A PEC prevê que 60 dias após a promulgação da nova emenda constitucional, a jornada semanal no país passará para 42 horas, já com dois dias de repouso remunerado por semana – um deles, preferencialmente, no domingo. Depois de 12 meses, a nova carga máxima de trabalho por semana será definitivamente de 40 horas.

O texto aprovado preserva a possibilidade de acordos e convenções coletivas, inclusive para regimes diferenciados, como a escala 12×36 (12 horas trabalhadas por 36 horas de descanso) atividades essenciais, como saúde, segurança, transporte e limpeza urbana. Além disso, estabelece que lei futura poderá definir regras especiais, nesses casos, para a jornada de trabalho e os dias de folga.

Segurança

A PEC 18/2025, aprovada na Câmara dos Deputados no dia 4 de março, reorganiza o sistema de segurança pública no país. A proposta redefine as fontes de financiamento do setor, incluindo a destinação de parte da arrecadação das apostas esportivas aos fundos nacionais de segurança pública e do sistema penitenciário.

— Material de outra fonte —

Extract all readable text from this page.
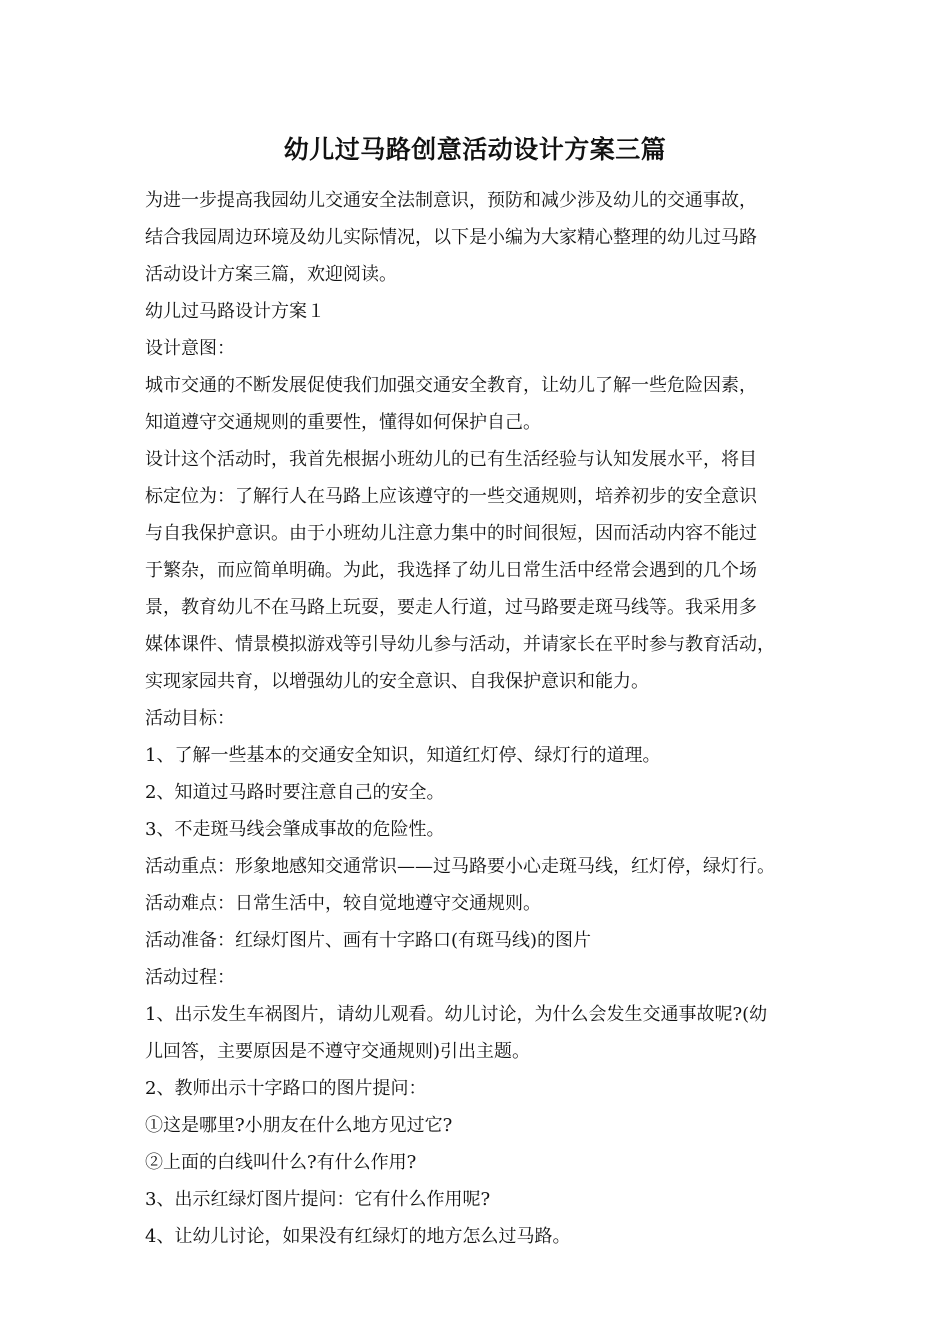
幼儿过马路创意活动设计方案三篇

为进一步提高我园幼儿交通安全法制意识，预防和减少涉及幼儿的交通事故，

结合我园周边环境及幼儿实际情况，以下是小编为大家精心整理的幼儿过马路

活动设计方案三篇，欢迎阅读。

幼儿过马路设计方案１

设计意图：

城市交通的不断发展促使我们加强交通安全教育，让幼儿了解一些危险因素，

知道遵守交通规则的重要性，懂得如何保护自己。

设计这个活动时，我首先根据小班幼儿的已有生活经验与认知发展水平，将目

标定位为：了解行人在马路上应该遵守的一些交通规则，培养初步的安全意识

与自我保护意识。由于小班幼儿注意力集中的时间很短，因而活动内容不能过

于繁杂，而应简单明确。为此，我选择了幼儿日常生活中经常会遇到的几个场

景，教育幼儿不在马路上玩耍，要走人行道，过马路要走斑马线等。我采用多

媒体课件、情景模拟游戏等引导幼儿参与活动，并请家长在平时参与教育活动，

实现家园共育，以增强幼儿的安全意识、自我保护意识和能力。

活动目标：

1、了解一些基本的交通安全知识，知道红灯停、绿灯行的道理。

2、知道过马路时要注意自己的安全。

3、不走斑马线会肇成事故的危险性。

活动重点：形象地感知交通常识——过马路要小心走斑马线，红灯停，绿灯行。

活动难点：日常生活中，较自觉地遵守交通规则。

活动准备：红绿灯图片、画有十字路口(有斑马线)的图片

活动过程：

1、出示发生车祸图片，请幼儿观看。幼儿讨论，为什么会发生交通事故呢?(幼

儿回答，主要原因是不遵守交通规则)引出主题。

2、教师出示十字路口的图片提问：

①这是哪里?小朋友在什么地方见过它?

②上面的白线叫什么?有什么作用?

3、出示红绿灯图片提问：它有什么作用呢?

4、让幼儿讨论，如果没有红绿灯的地方怎么过马路。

A proposta assegura como competência comum a todos os órgãos de segurança pública encaminhar, por meio de sistema eletrônico integrado, o registro das infrações penais de menor potencial ofensivo diretamente ao Judiciário. Regras de cooperação e compartilhamento de informações também estão entre os pontos tratados na PEC, que é de iniciativa do Executivo.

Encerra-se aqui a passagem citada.